Problem: The model does not load, memory errors.

Solution:

  • Decrease LLM_GPU_MEMORY_UTILIZATION (for example, to 0.7)
  • Use smaller models
  • Free up GPU memory by stopping other processes

Both Containers Use One GPU#

Problem: Both containers use GPU 0 instead of different GPUs.

Solution:

  • Ensure that LLM_CUDA_VISIBLE_DEVICES is set correctly for each container
  • Check that the variable is not overridden in the .env file
  • Restart the containers after changing settings

Example Full Configuration#

Example setup of two containers in docker-compose.yml:

aiserver-llm-server:
  container_name: aiserver-llm-server
  image: aiserver-llm-server:latest
  restart: always
  env_file:
    - .env
  ports:
    - 3003:8000
  environment:
    LLM_CUDA_VISIBLE_DEVICES: 0  # GPU 0
  deploy:
    resources:
      reservations:
        devices:
          - driver: nvidia
            count: all
            capabilities: [ gpu ]
  volumes:
    - "./llm-server/models:/model-store"
  networks:
    - llm-net

aiserver-llm-server2:
  container_name: aiserver-llm-server2
  image: aiserver-llm-server:latest
  restart: always
  ports:
    - 3006:8000
  environment:
    LLM_COMPLETION_MODEL_NAME: "/model-store/Qwen3-30B-A3B-AWQ"
    LLM_CUDA_VISIBLE_DEVICES: 1  # GPU 1
    LLM_TENSOR_PARALLEL_SIZE: "1"
    LLM_MAX_MODEL_LEN: "16000"
    LLM_GPU_MEMORY_UTILIZATION: "0.85"
  deploy:
    resources:
      reservations:
        devices:
          - driver: nvidia
            count: all
            capabilities: [ gpu ]
  volumes:
    - "./llm-server/models:/model-store"
  networks:
    - llm-net

Additional Settings#

Using Different Models#

You can run different models in each container:

# First container - chat model
LLM_COMPLETION_MODEL_NAME: "/model-store/Llama-3-8B"

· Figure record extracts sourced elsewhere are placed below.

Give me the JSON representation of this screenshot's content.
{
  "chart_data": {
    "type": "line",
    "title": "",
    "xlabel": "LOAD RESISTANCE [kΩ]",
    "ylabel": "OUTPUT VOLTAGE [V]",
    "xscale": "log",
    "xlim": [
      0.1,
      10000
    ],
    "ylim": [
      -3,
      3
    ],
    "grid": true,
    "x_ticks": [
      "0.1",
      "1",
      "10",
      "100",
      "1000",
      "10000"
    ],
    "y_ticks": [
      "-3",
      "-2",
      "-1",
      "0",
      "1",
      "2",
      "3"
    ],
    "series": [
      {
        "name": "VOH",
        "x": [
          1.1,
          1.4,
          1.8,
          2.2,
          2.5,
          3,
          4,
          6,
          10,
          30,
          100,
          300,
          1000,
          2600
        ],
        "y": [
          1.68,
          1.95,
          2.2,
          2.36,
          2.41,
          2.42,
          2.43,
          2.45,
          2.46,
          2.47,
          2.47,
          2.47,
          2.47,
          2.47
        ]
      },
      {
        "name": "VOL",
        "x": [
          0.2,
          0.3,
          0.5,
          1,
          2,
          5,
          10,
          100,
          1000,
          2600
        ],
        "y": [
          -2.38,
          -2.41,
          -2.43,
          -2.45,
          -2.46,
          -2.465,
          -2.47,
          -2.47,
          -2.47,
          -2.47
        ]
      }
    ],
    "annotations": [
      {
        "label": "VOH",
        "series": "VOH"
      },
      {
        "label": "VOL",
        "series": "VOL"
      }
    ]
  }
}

# Second container - code model
LLM_COMPLETION_MODEL_NAME: "/model-store/Qwen3-30B-A3B-AWQ"

Memory Configuration#

If you have GPUs with different memory sizes, configure memory usage for each container:

# For GPU with less memory
LLM_GPU_MEMORY_UTILIZATION: "0.7"

# For GPU with more memory
LLM_GPU_MEMORY_UTILIZATION: "0.9"

Monitoring#

To monitor the operation of both containers:

# Status of containers
docker compose -f docker-compose.yml ps

# Resource usage
docker stats aiserver-llm-server aiserver-llm-server2

# GPU usage
watch -n 1 nvidia-smi

Expected Result: Both containers should operate stably, using different GPUs.